À Sarah Bernardt
Réponse aux insulteurs
C'est elle! c'est Sarah la grande! la sirène,
Charmeresse à la voix d'or: n'entendez-vous pas
L'hosanna qui trahit sa marche souveraine,
Et les bravos sans fin que soulèvent ses pas?
Frissons des lyres, choeurs sacrés, harpes d'Éole,
Bruits de gloire tonnant dans des gerbes d'éclairs:
C'est elle! regardez flamber son auréole
Sur l'azur chatoyant des beaux horizons clairs!
Elle vient, saluez! Foules, baisez sa trace!

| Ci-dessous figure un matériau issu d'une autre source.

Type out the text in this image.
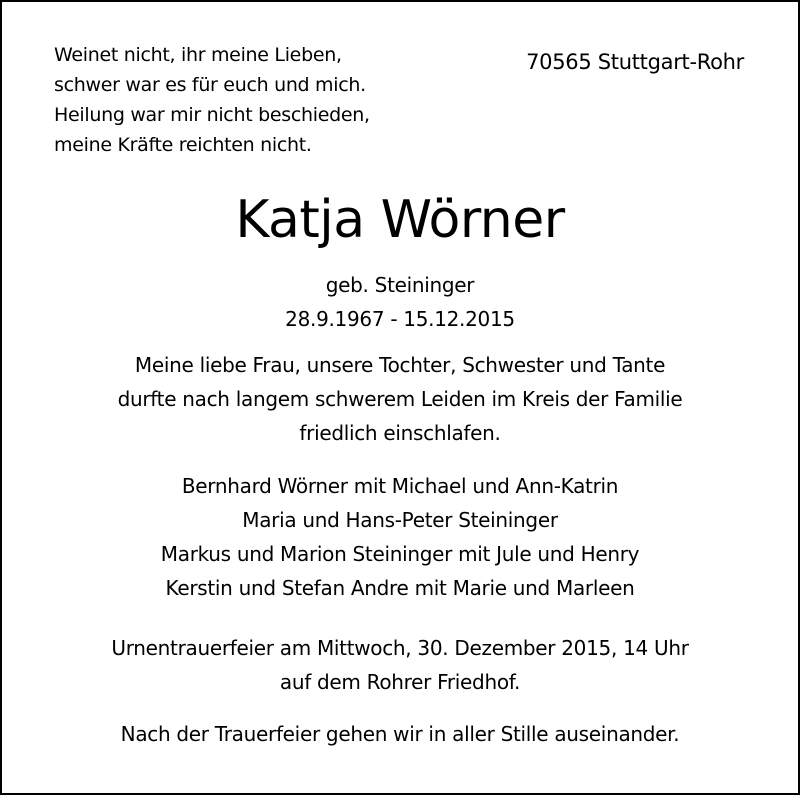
Weinet nicht, ihr meine Lieben,
schwer war es für euch und mich.
Heilung war mir nicht beschieden,
meine Kräfte reichten nicht.
70565 Stuttgart-Rohr
Katja Wörner
geb. Steininger
28.9.1967 - 15.12.2015
Meine liebe Frau, unsere Tochter, Schwester und Tante
durfte nach langem schwerem Leiden im Kreis der Familie
friedlich einschlafen.
Bernhard Wörner mit Michael und Ann-Katrin
Maria und Hans-Peter Steininger
Markus und Marion Steininger mit Jule und Henry
Kerstin und Stefan Andre mit Marie und Marleen
Urnentrauerfeier am Mittwoch, 30. Dezember 2015, 14 Uhr
auf dem Rohrer Friedhof.
Nach der Trauerfeier gehen wir in aller Stille auseinander.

Cités, faites sonner vos dianes!... Mais non,
Aujourd'hui c'est à nous, à nous ceux de sa race,
D'exalter son génie et d'acclamer son nom.
Elle vient du pays des aïeux, elle est nôtre!
Dans un cycle inouï de triomphants succès,
Elle fait rayonner d'un hémisphère à l'autre
La majesté du Verbe et de l'esprit français.
Cette voix, c'est Paris qui sur le monde essaime,
Et prodigue au dehors le plus pur de son miel;
Ce geste, c'est celui de la France qui sème
Sa semence féconde aux quatre vents du ciel.
Cette âme est un clavier aux cent cordes, où vibre,
- Sanglot d'amour, fanfare ailé, hymne éclatant, -
Sur les plus hauts sommets, votre chant fier et libre,
Ô mâles héritiers des vieux bardes d'antan!
Vivat! Mais elle fuit, son doux éclat se voile;
L'astre inconstant s'en va luire sous d'autres cieux;
Adieu!... Longtemps encore, ô radieuse étoile,
Les reflets de ton vol éblouiront nos yeux.
Va, poursuis ton chemin fleuri, franchis l'espace:
L'universel regret qui te suit du regard
Crie à tous: - Chapeau bas! c'est la Gloire qui passe,
La gloire de la France et la gloire de l'Art!
C'est elle! c'est Sarah la grande! la sirène,
Charmeresse à la voix d'or : n'entendez-vous pas
L'hosanna qui trahit sa marche souveraine,
Et les bravos sans fin que soulèvent ses pas?